Este aspecto é, essencialmente, o que me fixou ao trabalho de Diamanda, um ano e alguns meses antes deste ensaio. Nenhuma de suas leituras, de salmos, poemas e de partituras, parecem minimamente desejosas de se resumir à técnica – que ela domina – ou de se manterem invioladas. Treinada em ópera e com alcance de três oitavas e meia, sua voz soa ora diabólica e ora angelical: arranha e respinga, ululando pelos ouvidos. Lembro-me da primeira vez que ouvi Supplica a Mia Madre, sua interpretação de um poema de Pier Paolo Pasolini. As notas cadenciadas não ilustram; pelo contrário, parecem entoar novos versos, não-verbalizados e espocantes, ao conteúdo original. A torrente que pulsa através de seus dedos na performance ao vivo de sua turnê, Malediction and Prayer, é sinuosa e feroz em uma glossolalia própria, munida do arrebate.


Quando inicia a declamação, o silêncio impera ante a batida em cada nota. Um misto de êxtase, espera, clarividência e dor. O amor cativo, a solidão talhada na impossibilidade de substituição de uma figura materna e a servidão: a percepção cruel de que é da graça que uma certa forma de angústia parece se cristalizar. Para a Folha de São Paulo, declarou que Baudelaire e Pasolini são seus irmãos de sangue, e que os leva para todo lugar. Seu primeiro álbum solo, Litanies of Satan, é batizado pelo poema de mesmo nome de Baudelaire, e é composto de sua interpretação destes versos (de 17 minutos) e da incomparável Wild Women With Steak-Knives (The Homicidal Love Song for Solo Screen).

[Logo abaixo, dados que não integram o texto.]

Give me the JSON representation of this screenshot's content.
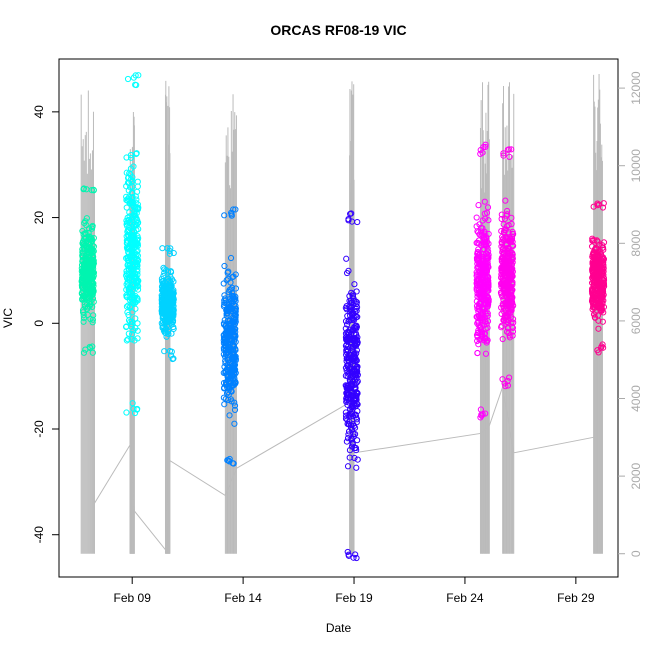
{
  "chart_data": {
    "type": "scatter",
    "title": "ORCAS RF08-19 VIC",
    "xlabel": "Date",
    "ylabel": "VIC",
    "x_ticks": [
      "Feb 09",
      "Feb 14",
      "Feb 19",
      "Feb 24",
      "Feb 29"
    ],
    "x_tick_days": [
      9,
      14,
      19,
      24,
      29
    ],
    "xlim_days": [
      5.7,
      30.9
    ],
    "ylim": [
      -48,
      50
    ],
    "y_ticks": [
      -40,
      -20,
      0,
      20,
      40
    ],
    "y2lim": [
      -600,
      12750
    ],
    "y2_ticks": [
      0,
      2000,
      4000,
      6000,
      8000,
      10000,
      12000
    ],
    "grid": false,
    "legend": "none",
    "series": [
      {
        "day": 7.0,
        "color": "#00f5b0",
        "min": -6,
        "max": 26,
        "center": 10
      },
      {
        "day": 9.0,
        "color": "#00ffff",
        "min": -17,
        "max": 47,
        "center": 12
      },
      {
        "day": 10.6,
        "color": "#00d2ff",
        "min": -7,
        "max": 15,
        "center": 4
      },
      {
        "day": 13.4,
        "color": "#0080ff",
        "min": -27,
        "max": 22,
        "center": -5
      },
      {
        "day": 18.9,
        "color": "#3300ff",
        "min": -45,
        "max": 21,
        "center": 0
      },
      {
        "day": 24.8,
        "color": "#ff00ff",
        "min": -18,
        "max": 34,
        "center": 8
      },
      {
        "day": 25.9,
        "color": "#ff00ee",
        "min": -12,
        "max": 33,
        "center": 6
      },
      {
        "day": 30.0,
        "color": "#ff0090",
        "min": -6,
        "max": 23,
        "center": 7
      }
    ],
    "altitude_track": {
      "color": "#bbbbbb",
      "flights": [
        {
          "start": 6.7,
          "end": 7.3,
          "peak": 12000
        },
        {
          "start": 8.9,
          "end": 9.1,
          "peak": 11500
        },
        {
          "start": 10.5,
          "end": 10.7,
          "peak": 12300
        },
        {
          "start": 13.2,
          "end": 13.7,
          "peak": 12100
        },
        {
          "start": 18.8,
          "end": 19.0,
          "peak": 12400
        },
        {
          "start": 24.7,
          "end": 25.1,
          "peak": 12200
        },
        {
          "start": 25.7,
          "end": 26.2,
          "peak": 12200
        },
        {
          "start": 29.8,
          "end": 30.2,
          "peak": 12700
        }
      ],
      "ferry": [
        [
          7.3,
          1300
        ],
        [
          8.9,
          2800
        ],
        [
          9.1,
          1100
        ],
        [
          10.5,
          100
        ],
        [
          10.7,
          2400
        ],
        [
          13.2,
          1500
        ],
        [
          13.7,
          2200
        ],
        [
          18.8,
          3900
        ],
        [
          19.0,
          2600
        ],
        [
          24.7,
          3100
        ],
        [
          25.1,
          3300
        ],
        [
          25.7,
          4300
        ],
        [
          26.2,
          2600
        ],
        [
          29.8,
          3000
        ]
      ]
    }
  }
}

Resző Seress ilustra a humanidade como verminosa, testemunhante, e nos versos de Galás, assim também é o próprio diabo. Homofóbico e covarde, Satã é, como o eu-lírico de L’Héautontimorouménos (em tradução livre, algo próximo de “O Carrasco de Si Mesmo”), vítima e causa de seus infortúnios. Em Litanies of Satan, também interpretação da poética baudelairiana, o anjo caído é o condenado expulso, martirizado, do paraíso; This Is The Law Of The Plague retrata-o como o totem da impureza e da cumplicidade humana. A dualidade carrega o estigma de seu tempo. O diabo como a falha moral; símbolo da escravidão entre a punição e o julgamento; uma marca humana. Passamos por uma pandemia, vimos a desinformação e o negacionismo instaurar-se a níveis catastróficos.


Foto: divulgação
Foto: divulgação

Depois de The Singer, Diamanda lança, em parceria com o multi-instrumentista britânico John Paul Jones (ex-membro do Led Zeppelin), o hipnótico The Sporting Life, que oferta, na comunhão entre órgãos, guitarras e vocais – em espanhol, grego, inglês e francês – a epítome do rock. Uma jornada maldita pela cidade a bordo de um conversível; um risca-faca sanguinário entre amantes e um lento declínio rumo à loucura: assim é a vida esportiva.


Seja nos becos de uma Nova Iorque assombrada por demônios ou pelas noites áridas da Califórnia, a serpente canta, inspirando artistas como Lingua Ignota e Anna Von Hausswolf no caminho. Como ativista, Galás segue denunciando através de suas redes genocídios e injustiças sociais e, em turnês ao redor do mundo, ainda professa seu credo sangrento carregando consigo a memória daqueles que ecoam em seus timbres. O tempo das falácias e o tempo onde a dureza não é bem quista para uma mulher ainda não chegou ao fim, e nestes novos anos 70, é sempre bom ouvir o que as moiras têm a dizer.